Zesty, I recommend you read everything I wrote AFTER the 31 Days of Game until now. I think you may find it more helpful.
I want to add a few things: I think the rollercoaster one is bad for two reasons. First, it keeps the bad personality, disordered chicks in your life. Even if you are in the driver’s seat and end up giving them a taste of their own medicine, you’ve sold a piece of your soul and become a little but more like them in the process. Whatever benefit you derive isn’t worth the price. Second, that attitude hurts good women and only benefits bad ones. Good women who don’t like drama get emotionally scarred and you drive them out of your life while bad women who like drama get rewarded because they just want stimulation and attention, even if they’re bad.

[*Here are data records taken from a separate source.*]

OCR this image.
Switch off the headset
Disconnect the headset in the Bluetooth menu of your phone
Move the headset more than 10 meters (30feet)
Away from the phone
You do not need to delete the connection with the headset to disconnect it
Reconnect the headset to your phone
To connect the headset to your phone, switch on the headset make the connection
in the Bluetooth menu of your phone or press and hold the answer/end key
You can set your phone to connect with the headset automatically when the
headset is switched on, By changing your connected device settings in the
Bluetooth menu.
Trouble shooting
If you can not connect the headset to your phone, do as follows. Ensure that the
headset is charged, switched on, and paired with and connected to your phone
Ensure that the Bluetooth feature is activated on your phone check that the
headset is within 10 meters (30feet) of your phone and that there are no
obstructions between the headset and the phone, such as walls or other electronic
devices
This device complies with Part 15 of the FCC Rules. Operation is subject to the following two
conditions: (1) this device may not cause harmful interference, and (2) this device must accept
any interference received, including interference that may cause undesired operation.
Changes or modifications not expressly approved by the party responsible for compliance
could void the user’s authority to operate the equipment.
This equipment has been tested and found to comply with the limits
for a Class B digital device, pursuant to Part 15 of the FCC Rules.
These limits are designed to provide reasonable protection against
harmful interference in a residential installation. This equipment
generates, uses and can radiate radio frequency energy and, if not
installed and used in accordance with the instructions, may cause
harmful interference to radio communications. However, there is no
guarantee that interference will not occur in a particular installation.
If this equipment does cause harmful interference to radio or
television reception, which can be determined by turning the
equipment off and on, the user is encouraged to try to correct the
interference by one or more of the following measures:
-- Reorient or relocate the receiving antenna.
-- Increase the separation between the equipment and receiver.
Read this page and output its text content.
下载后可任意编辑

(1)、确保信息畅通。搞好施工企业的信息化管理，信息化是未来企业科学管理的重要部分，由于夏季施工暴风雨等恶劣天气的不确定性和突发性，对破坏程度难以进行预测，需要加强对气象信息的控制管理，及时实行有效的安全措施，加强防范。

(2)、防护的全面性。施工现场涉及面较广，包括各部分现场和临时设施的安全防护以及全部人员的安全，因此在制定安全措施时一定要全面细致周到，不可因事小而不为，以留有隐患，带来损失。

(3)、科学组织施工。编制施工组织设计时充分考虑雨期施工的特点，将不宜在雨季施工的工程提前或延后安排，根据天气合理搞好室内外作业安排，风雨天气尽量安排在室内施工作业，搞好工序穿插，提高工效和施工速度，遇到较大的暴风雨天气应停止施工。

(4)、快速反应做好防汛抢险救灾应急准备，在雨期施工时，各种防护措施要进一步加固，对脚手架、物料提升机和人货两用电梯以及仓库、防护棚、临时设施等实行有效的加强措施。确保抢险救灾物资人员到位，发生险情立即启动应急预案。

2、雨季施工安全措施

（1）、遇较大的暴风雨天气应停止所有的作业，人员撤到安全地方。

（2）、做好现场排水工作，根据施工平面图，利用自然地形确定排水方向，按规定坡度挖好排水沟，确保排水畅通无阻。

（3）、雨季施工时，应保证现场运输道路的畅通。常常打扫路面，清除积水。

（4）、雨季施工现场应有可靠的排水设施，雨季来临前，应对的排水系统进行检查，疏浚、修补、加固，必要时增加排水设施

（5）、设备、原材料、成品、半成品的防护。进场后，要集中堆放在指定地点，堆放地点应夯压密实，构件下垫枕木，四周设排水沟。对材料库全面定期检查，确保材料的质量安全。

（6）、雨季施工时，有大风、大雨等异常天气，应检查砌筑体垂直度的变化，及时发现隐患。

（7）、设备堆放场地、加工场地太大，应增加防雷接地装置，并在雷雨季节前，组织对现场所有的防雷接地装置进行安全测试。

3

23 is still one I stand by though. Even though I think it’s unfortunate and I agree it’s sad, you should minimize neediness and weakness, because my life experience has taught me that 9 times out of 10, even when a woman thinks she can handle and support a man through such phases, she often can’t. Do I wish it was otherwise? Sure. But life has taught me over and over again to err on the side of strength until a woman really proves herself worthy of trust. Keep in mind though neediness and weakness are different than vulnerability. “Being a man” doesn’t stop you from occasionally showing vulnerability or or admitting you need help.